We had guests in our house from Christmas Eve to the day after New Year's.  It was great.

It's been quiet here during the past few holiday seasons since we moved into our new house, but this was the first year on this side of the street where Christmas felt like it should.  The table was set for 16 for my brother's birthday dinner and my mom cooked up a storm.  Children decked out in butterfly wings pranced about the house, people laughed and talked and shared stories, we played a little music, and cranked up the record player and danced to the light of the mirror ball in living room at every opportunity.  It just doesn't get much better than that.

We spent part of New Year's Eve cutting snowflakes.

I'll get to that in a moment, but first you have to see something funny.  In the last few hours of 2012 we played our own family version of Pictionary with my parents, brother, and his fiancee.  We were in two teams, and each team wrote up a list of clues for the other team to draw, so we can personalize the game to our family.  It's always fun, and I laughed until I cried.

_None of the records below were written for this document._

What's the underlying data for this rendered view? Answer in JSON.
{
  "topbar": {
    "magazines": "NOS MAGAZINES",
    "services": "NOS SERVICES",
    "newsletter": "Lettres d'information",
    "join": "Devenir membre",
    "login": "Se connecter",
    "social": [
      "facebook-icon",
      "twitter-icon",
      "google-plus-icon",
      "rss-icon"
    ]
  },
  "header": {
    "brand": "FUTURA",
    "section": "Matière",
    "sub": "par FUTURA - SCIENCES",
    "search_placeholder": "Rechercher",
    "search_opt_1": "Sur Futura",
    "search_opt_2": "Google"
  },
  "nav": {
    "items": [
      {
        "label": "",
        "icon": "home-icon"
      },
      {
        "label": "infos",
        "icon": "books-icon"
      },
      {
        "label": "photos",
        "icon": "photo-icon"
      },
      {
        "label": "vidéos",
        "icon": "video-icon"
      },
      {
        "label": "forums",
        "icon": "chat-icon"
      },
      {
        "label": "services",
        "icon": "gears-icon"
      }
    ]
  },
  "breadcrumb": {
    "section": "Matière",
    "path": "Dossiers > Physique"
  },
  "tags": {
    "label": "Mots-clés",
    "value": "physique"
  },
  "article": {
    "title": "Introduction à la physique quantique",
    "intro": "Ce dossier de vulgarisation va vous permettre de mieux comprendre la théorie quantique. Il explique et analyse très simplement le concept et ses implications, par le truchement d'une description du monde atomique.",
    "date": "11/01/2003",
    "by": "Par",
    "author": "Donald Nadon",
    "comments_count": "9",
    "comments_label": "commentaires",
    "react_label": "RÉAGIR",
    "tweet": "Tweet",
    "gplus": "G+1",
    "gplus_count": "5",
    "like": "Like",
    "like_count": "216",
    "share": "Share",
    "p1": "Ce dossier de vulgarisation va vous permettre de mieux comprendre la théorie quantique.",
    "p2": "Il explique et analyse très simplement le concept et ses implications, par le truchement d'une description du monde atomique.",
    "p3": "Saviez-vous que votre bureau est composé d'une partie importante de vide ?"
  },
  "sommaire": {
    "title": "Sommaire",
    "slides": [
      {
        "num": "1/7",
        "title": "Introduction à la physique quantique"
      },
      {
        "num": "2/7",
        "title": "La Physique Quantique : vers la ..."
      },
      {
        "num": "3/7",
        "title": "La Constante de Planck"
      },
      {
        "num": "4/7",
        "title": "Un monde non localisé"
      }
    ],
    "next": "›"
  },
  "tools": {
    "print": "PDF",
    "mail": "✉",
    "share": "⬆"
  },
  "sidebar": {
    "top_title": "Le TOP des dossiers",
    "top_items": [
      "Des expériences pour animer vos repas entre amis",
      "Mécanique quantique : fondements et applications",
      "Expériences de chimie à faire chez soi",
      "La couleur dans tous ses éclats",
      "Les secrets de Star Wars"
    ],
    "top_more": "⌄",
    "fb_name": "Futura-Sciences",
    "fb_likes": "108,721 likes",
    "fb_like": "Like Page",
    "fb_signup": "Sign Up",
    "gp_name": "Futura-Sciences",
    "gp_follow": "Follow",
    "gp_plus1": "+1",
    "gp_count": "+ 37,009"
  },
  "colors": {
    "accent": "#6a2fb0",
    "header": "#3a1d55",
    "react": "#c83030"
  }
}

(Here's my brother holding the white board still as Quinn draws a pretty good plate of spaghetti.)


Sunday, December 16, 2012

My Ten Cents on Guns

I am heartbroken following the news about the children and educators shot to death in their school in Connecticut recently.  It's beyond horrible and impossible not to get emotional about.  My son curled up in my lap at the end of that day, exhausted after the happy work of kindergarten and then picking out a Christmas tree and hanging stockings and untangling strings of lights.  He fell asleep almost as soon as he nestled into my lap there in the dining room where I was trying to get some tasks done at the table.  Such a sweet, perfect, innocent face, freckles across his nose, breathing softly, safe and innocent and alive.  I burst into tears thinking of the parents who weren't going to get to hold their children anymore and wondering how someone could look into such a face as my son's and choose to destroy it.  I struggle every day to err on the side of compassion whenever possible, but I have very little to spare for people who harm children.  As the most obvious of baselines I would hope we can all agree that protecting children from brutality and vicious murder is a worthy goal of our society.  Just because there is an emotional component to this position doesn't make it less valid because arguably violence is damaging to many levels of our well being.

I've written before how I believe there is a distinction between rural use of guns versus their role in densely populated areas.  I still think that's true, but today I am thinking about cities.  Because I think we have come to such a dangerous and twisted place that I don't even understand the arguments coming from people about why we should all have such easy access to guns.  We need to stop and reassess without being immediately defensive.  We need to weigh the truth of what is happening now against our preconceived assumptions of what we want or think we deserve.

Because if we have reached a point in our society where the murder of twenty children in their school seems like just the unfortunate price we must pay for a particular interpretation of an amendment of our constitution, then something is very wrong.